Ainsi que l’a constaté le premier juge, et que le constate à nouveau la cour d’appel, les contestations de Mme [E] portent non pas sur la régularité formelle de l’acte de mise en demeure mais sur l’existence même de la créance puisqu’elle remet en question l’obligation même au paiement tenant à une décision en date du 16 novembre 2016 rendu par le tribunal de Bolzano, en Italie. Mme [E], outre le fait qu’elle ne communique pas à la cour d’appel son assignation qui figure aux pièces de l’intimé, se borne à exposer qu’elle a formulé « les plus expresses réserves » quant à la procédure mise en 'uvre sans développer qu’elles sont ces réserves.
Ses contestations sont donc de la compétence exclusive du juge de l’impôt en application de l’article L199 du Livre des procédures fiscales qui dispose :
« En matière d’impôts directs et de taxes sur le chiffre d’affaires ou de taxes assimilées, les décisions rendues par l’administration sur les réclamations contentieuses et qui ne donnent pas entière satisfaction aux intéressés peuvent être portées devant le tribunal administratif.
Il en est de même pour les décisions intervenues en cas de contestation pour la fixation du montant des abonnements prévus à l’article 1700 du code général des impôts pour les établissements soumis à l’impôt sur les spectacles.

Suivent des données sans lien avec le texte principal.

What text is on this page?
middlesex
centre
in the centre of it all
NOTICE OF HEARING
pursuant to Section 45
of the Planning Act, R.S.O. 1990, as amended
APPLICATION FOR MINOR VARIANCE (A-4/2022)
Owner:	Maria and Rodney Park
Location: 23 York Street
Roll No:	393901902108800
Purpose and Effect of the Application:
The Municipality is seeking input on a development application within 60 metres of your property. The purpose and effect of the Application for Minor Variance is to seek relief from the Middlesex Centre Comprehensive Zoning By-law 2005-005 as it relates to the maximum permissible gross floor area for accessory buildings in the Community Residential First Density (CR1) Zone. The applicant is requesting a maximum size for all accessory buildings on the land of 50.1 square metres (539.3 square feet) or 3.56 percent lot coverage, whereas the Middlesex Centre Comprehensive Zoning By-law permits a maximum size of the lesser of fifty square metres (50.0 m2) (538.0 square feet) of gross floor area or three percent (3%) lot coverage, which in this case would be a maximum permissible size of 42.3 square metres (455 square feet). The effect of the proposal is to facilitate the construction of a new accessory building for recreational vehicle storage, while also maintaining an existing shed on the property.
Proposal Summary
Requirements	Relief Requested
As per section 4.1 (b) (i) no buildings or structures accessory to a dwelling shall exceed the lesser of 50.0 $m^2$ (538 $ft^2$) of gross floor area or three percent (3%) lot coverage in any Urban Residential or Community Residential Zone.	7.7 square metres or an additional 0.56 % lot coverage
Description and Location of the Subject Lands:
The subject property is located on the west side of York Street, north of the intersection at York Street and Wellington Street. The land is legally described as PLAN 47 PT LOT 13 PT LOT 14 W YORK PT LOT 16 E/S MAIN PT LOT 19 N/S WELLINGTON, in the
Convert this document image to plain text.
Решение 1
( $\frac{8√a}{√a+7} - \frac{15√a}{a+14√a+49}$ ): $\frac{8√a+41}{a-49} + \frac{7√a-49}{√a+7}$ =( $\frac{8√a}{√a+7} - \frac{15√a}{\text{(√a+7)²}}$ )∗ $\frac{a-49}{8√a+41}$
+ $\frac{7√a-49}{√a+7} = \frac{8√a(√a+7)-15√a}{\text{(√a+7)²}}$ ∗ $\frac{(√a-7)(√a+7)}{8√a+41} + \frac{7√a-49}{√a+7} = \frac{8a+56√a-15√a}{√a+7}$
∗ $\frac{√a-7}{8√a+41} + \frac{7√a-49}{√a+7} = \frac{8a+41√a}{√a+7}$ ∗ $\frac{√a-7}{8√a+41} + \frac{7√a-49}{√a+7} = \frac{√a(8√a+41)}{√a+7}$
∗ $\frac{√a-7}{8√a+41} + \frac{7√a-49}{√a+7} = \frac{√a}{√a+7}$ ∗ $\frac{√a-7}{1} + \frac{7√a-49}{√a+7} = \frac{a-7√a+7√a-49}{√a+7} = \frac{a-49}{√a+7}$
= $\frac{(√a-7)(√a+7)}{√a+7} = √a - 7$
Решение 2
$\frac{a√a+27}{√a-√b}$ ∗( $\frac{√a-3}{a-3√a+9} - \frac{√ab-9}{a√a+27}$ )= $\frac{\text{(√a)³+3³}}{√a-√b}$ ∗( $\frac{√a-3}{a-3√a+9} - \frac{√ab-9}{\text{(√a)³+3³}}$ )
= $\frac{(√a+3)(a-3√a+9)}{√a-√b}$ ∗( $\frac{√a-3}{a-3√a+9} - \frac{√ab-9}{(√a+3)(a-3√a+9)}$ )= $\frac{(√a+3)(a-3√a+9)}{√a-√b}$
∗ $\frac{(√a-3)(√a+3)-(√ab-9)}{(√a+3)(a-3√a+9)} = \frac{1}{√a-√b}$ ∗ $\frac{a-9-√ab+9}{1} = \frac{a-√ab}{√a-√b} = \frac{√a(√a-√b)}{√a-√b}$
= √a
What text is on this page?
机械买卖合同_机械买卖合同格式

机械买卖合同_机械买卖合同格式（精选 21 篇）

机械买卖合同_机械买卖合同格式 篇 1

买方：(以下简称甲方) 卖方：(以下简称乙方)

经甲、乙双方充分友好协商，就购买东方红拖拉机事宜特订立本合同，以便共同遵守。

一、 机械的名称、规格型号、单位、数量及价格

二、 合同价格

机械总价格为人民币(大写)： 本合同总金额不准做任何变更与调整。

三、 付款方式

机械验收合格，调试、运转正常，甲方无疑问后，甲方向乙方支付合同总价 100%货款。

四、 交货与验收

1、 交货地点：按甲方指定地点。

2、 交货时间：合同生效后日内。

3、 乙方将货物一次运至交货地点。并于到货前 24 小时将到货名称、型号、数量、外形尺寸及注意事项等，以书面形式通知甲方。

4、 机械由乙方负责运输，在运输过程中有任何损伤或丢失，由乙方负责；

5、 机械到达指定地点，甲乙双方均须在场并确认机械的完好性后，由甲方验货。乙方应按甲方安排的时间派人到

En matière de droits d’enregistrement, d’impôt sur la fortune immobilière, de taxe de publicité foncière, de droits de timbre, de contributions indirectes et de taxes assimilées à ces droits, taxes ou contributions, le tribunal compétent est le tribunal judiciaire. Les tribunaux judiciaires statuent en premier ressort. Un décret en Conseil d’Etat fixe les modalités d’application. ''
En application de l’article R. 121-1 du Code des procédures civiles d’exécution, le juge de l’exécution peut relever d’office son incompétence.
En application de l’artic1e 81 du code de procédure civile : « Lorsque le juge estime que l’affaire relève de la compétence d’une juridiction répressive, administrative, arbitrale ou étrangère, il renvoie seulement les parties à mieux se pourvoir.
Dans tous les autres cas, le juge qui se déclare incompétent désigne la juridiction qu’il estime compétente. Cette désignation s’impose aux parties et au juge de renvoi. »
Le premier juge ayant fait une juste application des articles précités qui déterminent strictement la compétence du juge de l’exécution et celle du juge de l’impôt, la décision dont appel sera confirmée en toutes ses dispositions.
Sur les demandes accessoires :
Succombant à l’action, en application de l’article 696 du code de procédure civile, Mme [E] sera condamnée aux entiers dépens d’appel, outre la somme de 3 000 euros sur le fondement de l’article 700 du code de procédure civile.
PAR CES MOTIFS
LA COUR statuant publiquement, contradictoirement, par arrêt mis à disposition,
CONFIRME le jugement entrepris en toutes ses dispositions telles qu’elles ont été déférées devant la cour d’appel,
Y ajoutant,
CONDAMNE Mme [P] [E] à payer à la Direction Générale des Finances Publiques des créances spéciales du Trésor la somme de trois mille euros (3 000 €) sur le fondement de l’article 700 du Code de Procédure Civile,
CONDAMNE Mme [P] [E] aux entiers dépens d’appel.